After the annexation of Austria to the National Socialist German Reich, Epstein had to submit a declaration of assets on 15 July 1938, which did not name any works of art apart from a collection of silver coins. In December 1938, the company Epstein, Hirschler & Co. based in Vienna, at Börseplatz 6, was liquidated and deleted from the commercial register. During a house search on 16 December 1938, the Gestapo seized undeclared jewellery, a coin collection and other silver objects that Eduard Epstein had hidden in the flat of an ‘Aryan woman’. In April 1939, Epstein made an unsuccessful attempt to get large sums of money and valuables abroad through an intermediary for which, he was imprisoned in the Vienna Regional Criminal Court from 3 May 1939 to 7 March 1940.

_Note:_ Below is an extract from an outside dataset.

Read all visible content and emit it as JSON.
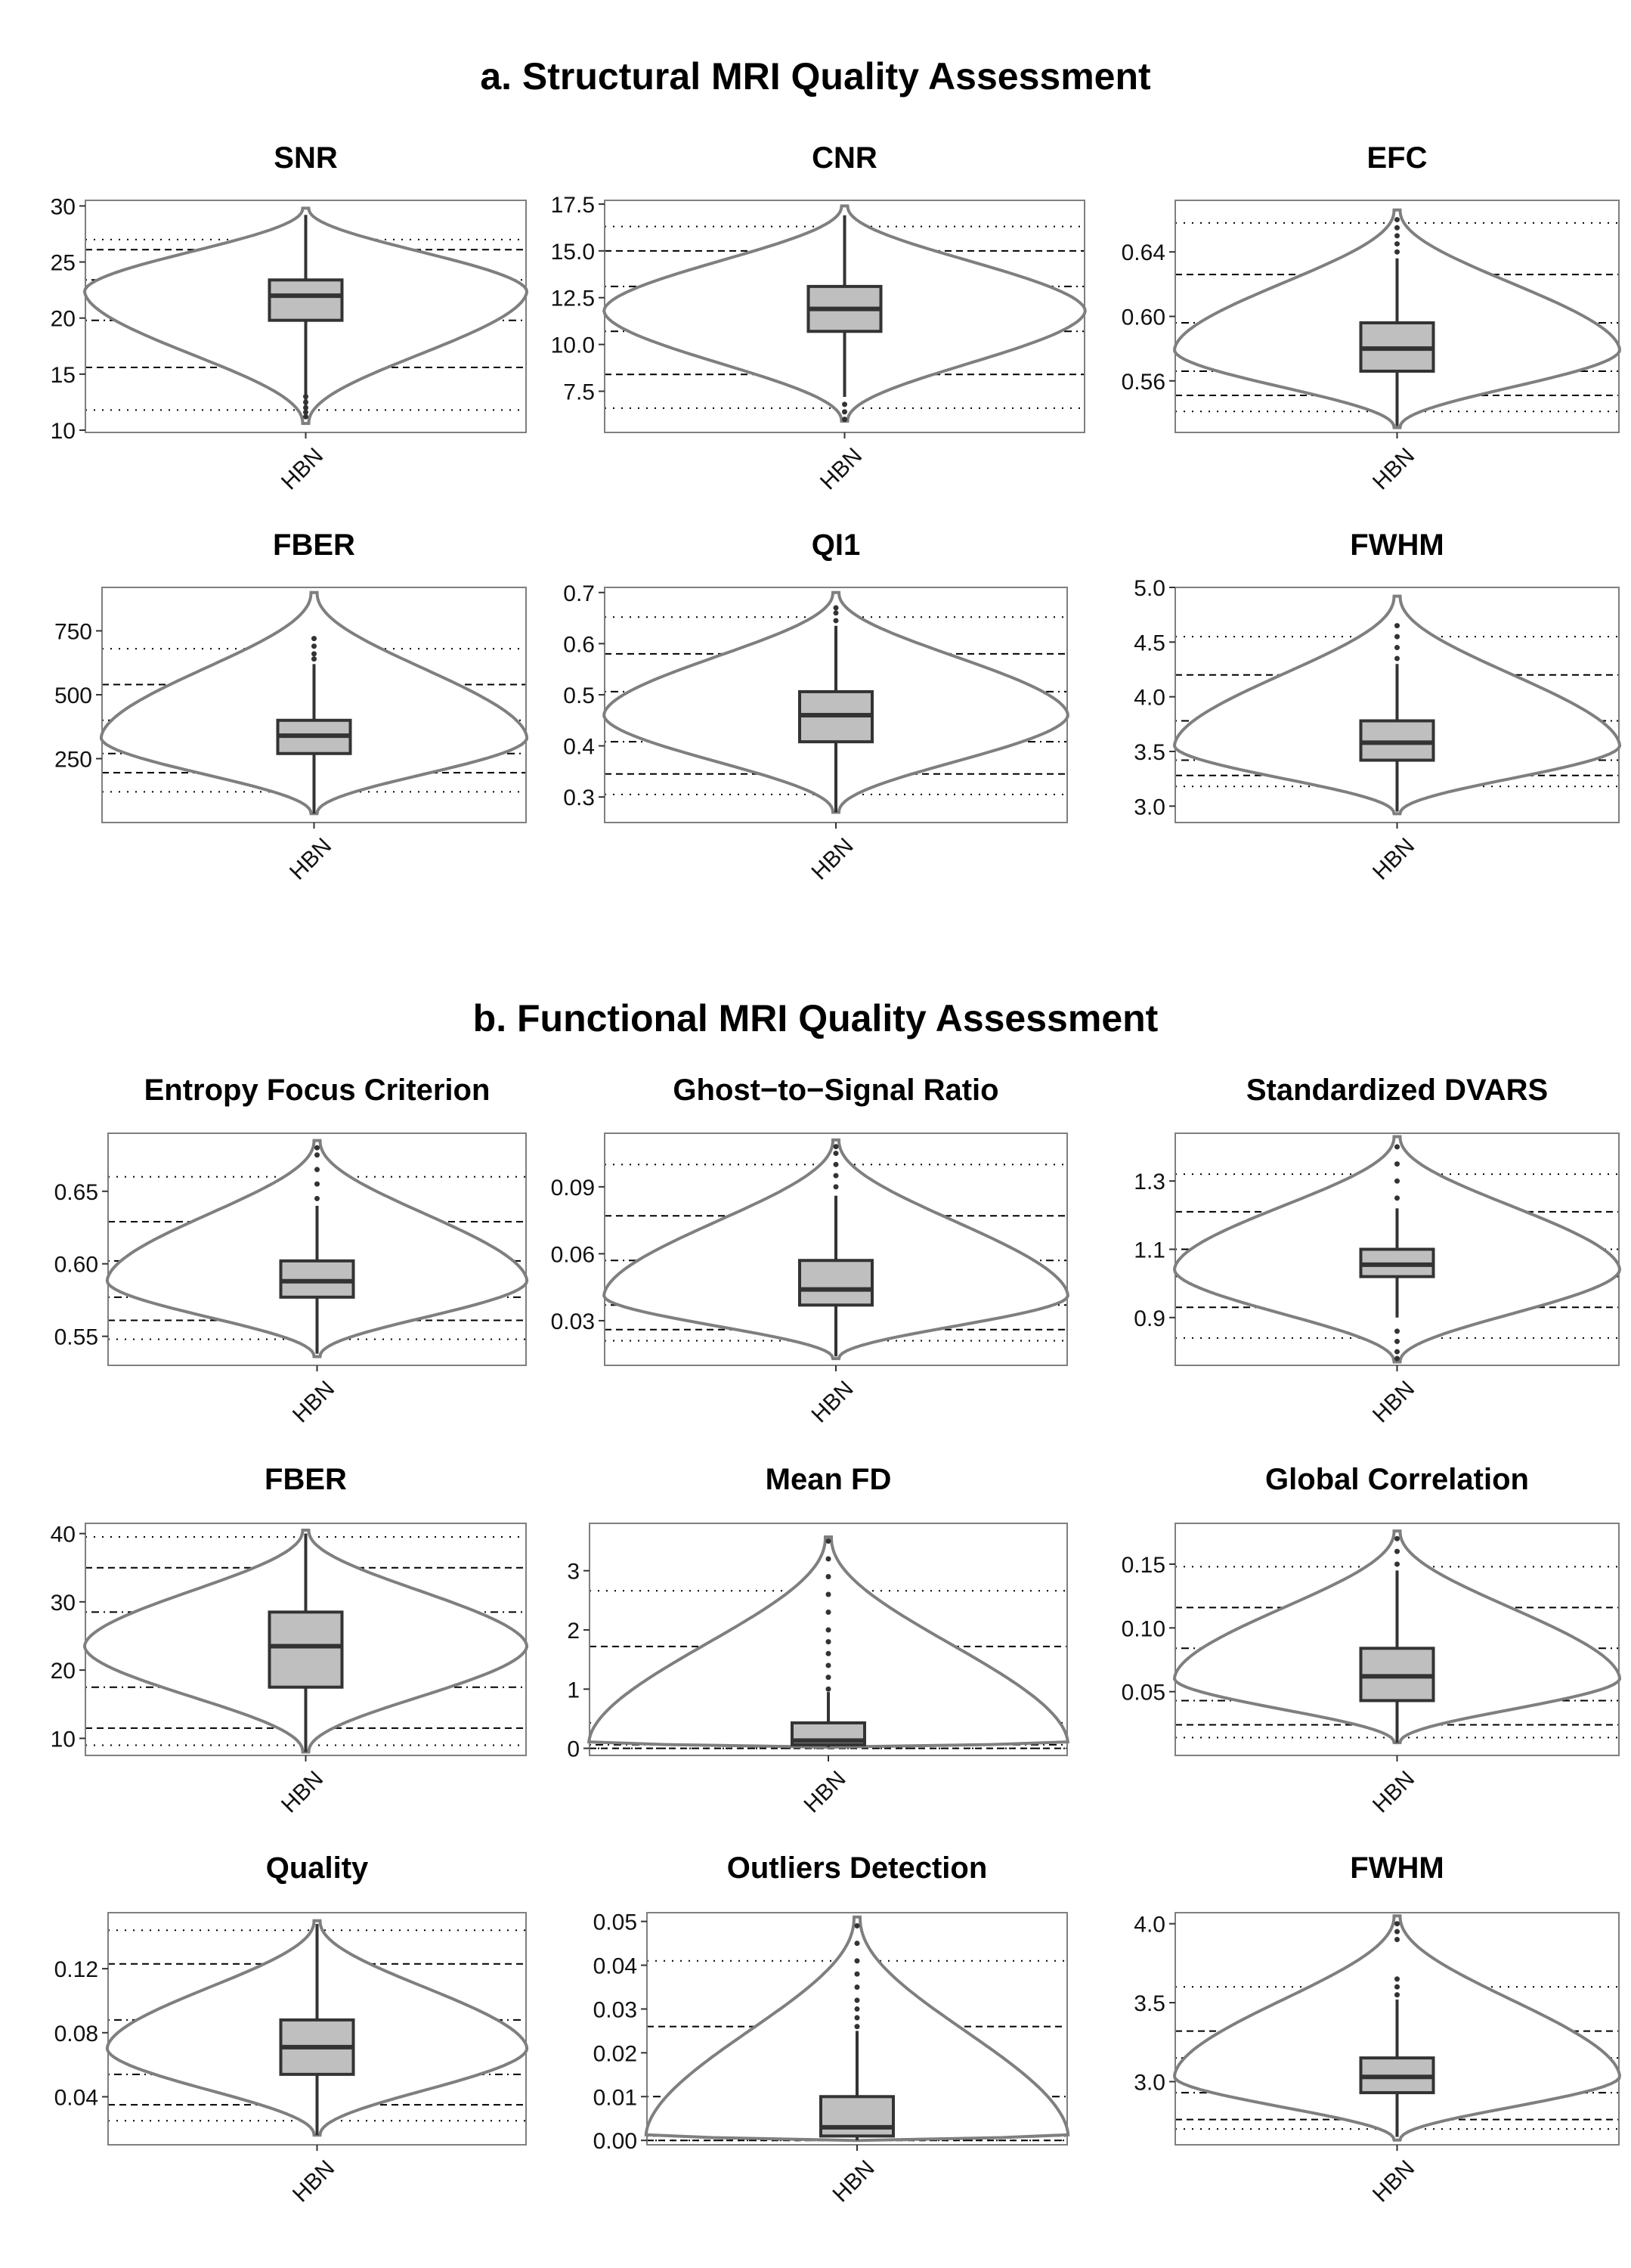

The confiscated jewellery and precious metal objects were handed over to the Vienna Dorotheum for sale in autumn 1939, followed in 1940 by silver objects from the property of Eduard and Margarethe Epstein as part of the Section 14 deliveries to the Vienna Dorotheum. In February 1940, Eduard Epstein was forced to sell his apartment building on Boerhaavegasse. After his release from prison, he submitted an export application to the Federal Monuments Authority on 27 March 1940. This listed twelve oil paintings, a watercolour, various knick-knacks, twelve carpets and a ‘miniature of Theer’. With the exception of the miniature, the application was approved. On 28 March, the Federal Monuments Authority handed over the watercolour miniature to the Heeresmuseum Wien (HGM) for acquisition. The object was entered in the inventory book on 12 April 1940, together with the purchase price of RM 100 and the name of the seller, Epstein.

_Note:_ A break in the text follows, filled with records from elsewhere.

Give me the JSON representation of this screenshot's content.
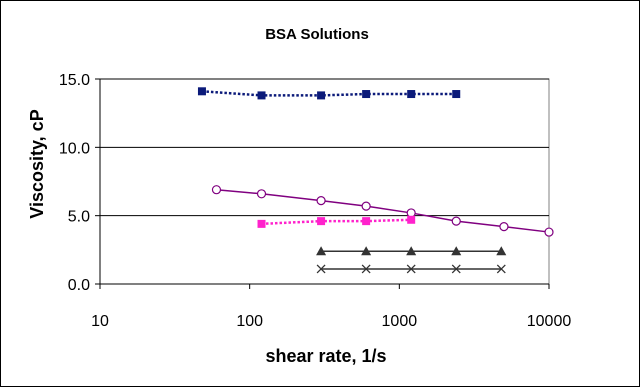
{
  "chart_data": {
    "type": "scatter",
    "title": "BSA Solutions",
    "xlabel": "shear rate, 1/s",
    "ylabel": "Viscosity, cP",
    "x_scale": "log",
    "xlim": [
      10,
      10000
    ],
    "ylim": [
      0,
      15
    ],
    "x_ticks": [
      10,
      100,
      1000,
      10000
    ],
    "x_tick_labels": [
      "10",
      "100",
      "1000",
      "10000"
    ],
    "y_ticks": [
      0,
      5,
      10,
      15
    ],
    "y_tick_labels": [
      "0.0",
      "5.0",
      "10.0",
      "15.0"
    ],
    "grid": "horizontal",
    "legend": "none",
    "series": [
      {
        "color": "#0b1a7a",
        "marker": "square",
        "line": "dotted",
        "x": [
          48,
          120,
          300,
          600,
          1200,
          2400
        ],
        "y": [
          14.1,
          13.8,
          13.8,
          13.9,
          13.9,
          13.9
        ]
      },
      {
        "color": "#800080",
        "marker": "circle-open",
        "line": "solid",
        "x": [
          60,
          120,
          300,
          600,
          1200,
          2400,
          5000,
          10000
        ],
        "y": [
          6.9,
          6.6,
          6.1,
          5.7,
          5.2,
          4.6,
          4.2,
          3.8
        ]
      },
      {
        "color": "#ff22cc",
        "marker": "square",
        "line": "dotted",
        "x": [
          120,
          300,
          600,
          1200
        ],
        "y": [
          4.4,
          4.6,
          4.6,
          4.7
        ]
      },
      {
        "color": "#333333",
        "marker": "triangle",
        "line": "solid",
        "x": [
          300,
          600,
          1200,
          2400,
          4800
        ],
        "y": [
          2.4,
          2.4,
          2.4,
          2.4,
          2.4
        ]
      },
      {
        "color": "#333333",
        "marker": "x",
        "line": "solid",
        "x": [
          300,
          600,
          1200,
          2400,
          4800
        ],
        "y": [
          1.1,
          1.1,
          1.1,
          1.1,
          1.1
        ]
      }
    ]
  }
}
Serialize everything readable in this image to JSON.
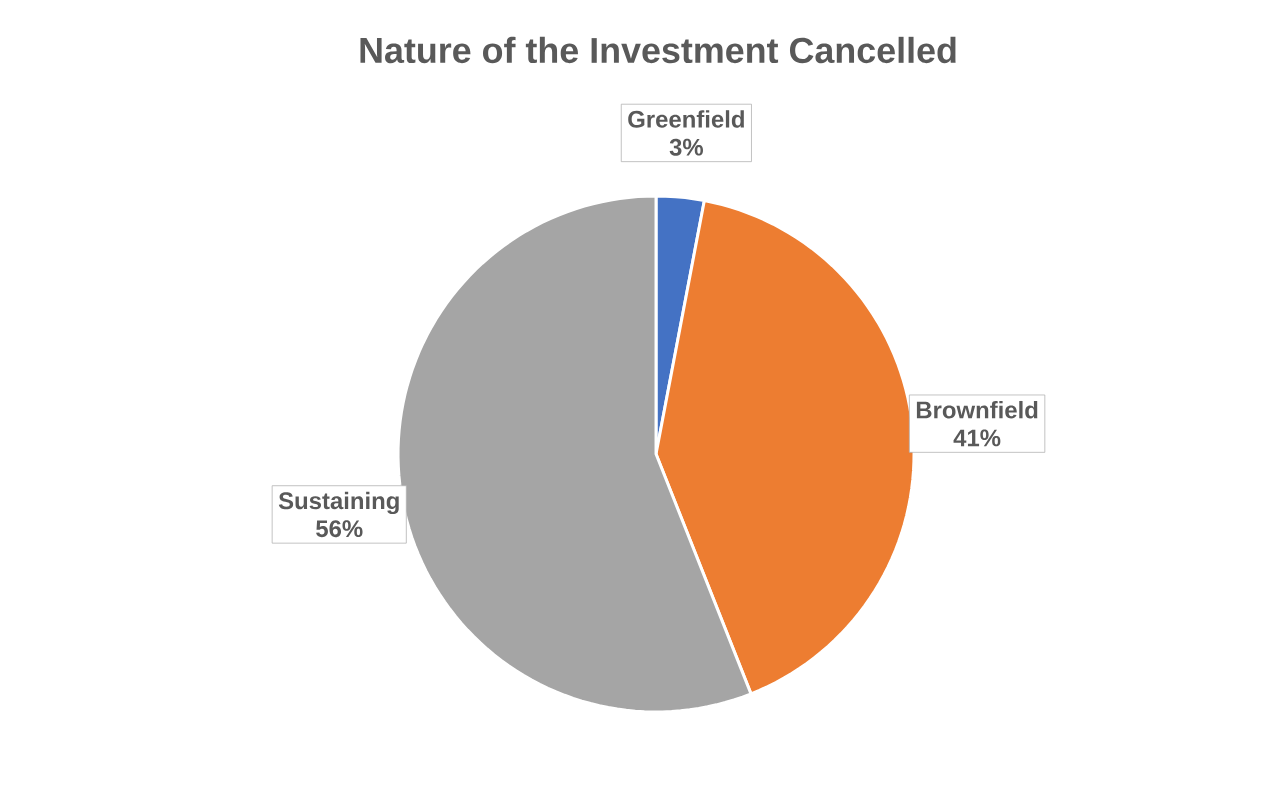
{
  "chart_data": {
    "type": "pie",
    "title": "Nature of the Investment Cancelled",
    "categories": [
      "Greenfield",
      "Brownfield",
      "Sustaining"
    ],
    "values": [
      3,
      41,
      56
    ],
    "colors": [
      "#4472c4",
      "#ed7d31",
      "#a5a5a5"
    ],
    "value_labels": [
      "3%",
      "41%",
      "56%"
    ]
  }
}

The Viennese shipping company Rudolf Löwinger transferred the rest of Eduard Epstein's art collection together with his remaining possessions in a lift van to the free port of Trieste on 9 August 1940 and stored it at Lloyd Triestino. On the basis of the Eleventh Regulation on the Reich Citizenship Law of 25 November 1941, Friedrich Rainer, the Supreme Commissioner in the operation Zone ‘Adriatic Coastal Zone‘ , seized the moving lift and handed it over to the NSDAP Gauleitung Berlin on 9 March 1944. The lift was then transported to Berlin/West Harbour (‘Masse Adria’). There is no documentation about its whereabouts.

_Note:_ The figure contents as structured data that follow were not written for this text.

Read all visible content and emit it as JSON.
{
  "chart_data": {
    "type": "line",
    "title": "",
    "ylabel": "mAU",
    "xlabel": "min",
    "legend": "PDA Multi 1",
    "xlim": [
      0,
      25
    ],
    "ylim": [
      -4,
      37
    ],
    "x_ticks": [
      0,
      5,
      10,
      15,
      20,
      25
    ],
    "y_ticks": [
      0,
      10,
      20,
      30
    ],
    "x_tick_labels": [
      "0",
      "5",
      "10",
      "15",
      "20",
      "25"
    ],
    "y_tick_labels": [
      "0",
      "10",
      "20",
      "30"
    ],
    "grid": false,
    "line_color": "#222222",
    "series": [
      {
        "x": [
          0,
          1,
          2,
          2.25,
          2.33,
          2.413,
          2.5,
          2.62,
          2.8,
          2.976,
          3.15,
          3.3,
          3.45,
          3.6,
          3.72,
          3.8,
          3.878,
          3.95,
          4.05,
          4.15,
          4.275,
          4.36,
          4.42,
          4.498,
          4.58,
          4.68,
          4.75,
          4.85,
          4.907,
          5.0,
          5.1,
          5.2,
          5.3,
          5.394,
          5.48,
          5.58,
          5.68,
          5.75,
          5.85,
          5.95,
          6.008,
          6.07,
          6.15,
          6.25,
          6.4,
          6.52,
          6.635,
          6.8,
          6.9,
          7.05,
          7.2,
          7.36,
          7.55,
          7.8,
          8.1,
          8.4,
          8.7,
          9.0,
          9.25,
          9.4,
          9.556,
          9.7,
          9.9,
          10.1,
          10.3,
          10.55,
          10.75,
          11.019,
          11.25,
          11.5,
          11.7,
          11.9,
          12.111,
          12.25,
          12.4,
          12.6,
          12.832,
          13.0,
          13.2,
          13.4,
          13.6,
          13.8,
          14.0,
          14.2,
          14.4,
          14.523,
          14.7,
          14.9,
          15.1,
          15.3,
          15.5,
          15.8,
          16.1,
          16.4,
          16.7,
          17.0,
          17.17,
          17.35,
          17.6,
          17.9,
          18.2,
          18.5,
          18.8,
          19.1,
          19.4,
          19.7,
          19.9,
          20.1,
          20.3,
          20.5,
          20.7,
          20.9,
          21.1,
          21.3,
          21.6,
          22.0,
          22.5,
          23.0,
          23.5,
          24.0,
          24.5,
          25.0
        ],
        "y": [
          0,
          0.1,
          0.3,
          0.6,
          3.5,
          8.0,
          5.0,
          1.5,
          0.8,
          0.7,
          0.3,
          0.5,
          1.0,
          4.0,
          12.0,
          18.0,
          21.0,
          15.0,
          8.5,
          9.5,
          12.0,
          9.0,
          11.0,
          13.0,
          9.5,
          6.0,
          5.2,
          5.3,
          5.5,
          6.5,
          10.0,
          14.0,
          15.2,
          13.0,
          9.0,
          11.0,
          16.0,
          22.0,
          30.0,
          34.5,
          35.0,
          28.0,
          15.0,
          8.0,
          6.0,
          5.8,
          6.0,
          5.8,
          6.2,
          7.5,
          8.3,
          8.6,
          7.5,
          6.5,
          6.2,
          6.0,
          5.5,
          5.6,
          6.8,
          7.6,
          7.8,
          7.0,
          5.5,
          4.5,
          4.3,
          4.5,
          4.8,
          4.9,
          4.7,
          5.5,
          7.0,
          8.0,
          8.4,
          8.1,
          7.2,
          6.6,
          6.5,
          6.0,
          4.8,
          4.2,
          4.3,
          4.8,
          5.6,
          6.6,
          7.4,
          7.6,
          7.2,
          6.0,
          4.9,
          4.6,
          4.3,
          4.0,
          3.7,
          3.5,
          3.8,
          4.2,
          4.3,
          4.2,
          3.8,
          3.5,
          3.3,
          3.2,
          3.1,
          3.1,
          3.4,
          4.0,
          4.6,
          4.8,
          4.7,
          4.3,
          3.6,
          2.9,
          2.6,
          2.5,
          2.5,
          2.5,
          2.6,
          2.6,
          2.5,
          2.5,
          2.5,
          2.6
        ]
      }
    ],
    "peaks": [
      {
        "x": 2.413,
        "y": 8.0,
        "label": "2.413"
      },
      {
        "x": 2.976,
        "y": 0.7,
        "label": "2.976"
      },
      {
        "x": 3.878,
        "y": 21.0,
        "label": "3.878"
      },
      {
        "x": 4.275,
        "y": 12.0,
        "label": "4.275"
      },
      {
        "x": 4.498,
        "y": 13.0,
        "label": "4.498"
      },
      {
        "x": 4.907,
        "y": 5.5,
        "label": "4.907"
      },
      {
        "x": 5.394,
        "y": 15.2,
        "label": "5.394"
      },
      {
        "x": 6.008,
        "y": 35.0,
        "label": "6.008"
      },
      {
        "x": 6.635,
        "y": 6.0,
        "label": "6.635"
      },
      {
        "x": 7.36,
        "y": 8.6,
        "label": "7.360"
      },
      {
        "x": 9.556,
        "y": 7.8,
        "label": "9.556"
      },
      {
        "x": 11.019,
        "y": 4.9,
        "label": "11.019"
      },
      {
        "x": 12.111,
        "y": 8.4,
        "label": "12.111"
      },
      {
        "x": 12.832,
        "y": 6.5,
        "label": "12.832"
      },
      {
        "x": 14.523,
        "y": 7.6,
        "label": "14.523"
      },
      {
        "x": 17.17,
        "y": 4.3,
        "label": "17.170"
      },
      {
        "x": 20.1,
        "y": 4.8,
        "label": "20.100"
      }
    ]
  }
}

With the help of the Gildemeester emigration campaign, Eduard and Margarethe Epstein emigrated to the USA via Lisbon on 22 May 1941, where their daughter Helene Wahle, born in 1906, and remarried Lieb, had fled with her husband in August 1939 and where three of Eduard Epstein's siblings were already living. The couple reached New York on 21 June 1941. Eduard Epstein died there in 1943, scarred by imprisonment and persecution.
Following restitution proceedings in 1951, the heirs obtained restitution of the ‘aryanised’ property on Boerhaavegasse. The proceedings against the restitution offices in Berlin for the expropriated moving crate ended with a settlement in 1960. The Settlement Fund compensated only a fraction of the ‘Reich Flight Tax’ paid by Epstein, the confiscated bank accounts, shares, the ‘Account D’ assets deposited with the IKG Vienna and insurance policies. On the basis of the dossier, which was submitted to the Art Restitution Advisory Board for information, the Board recommended the return of the sheet from the HGM to the legal successors of Eduard Epstein at its 65th Advisory Board meeting on 8 March 2013.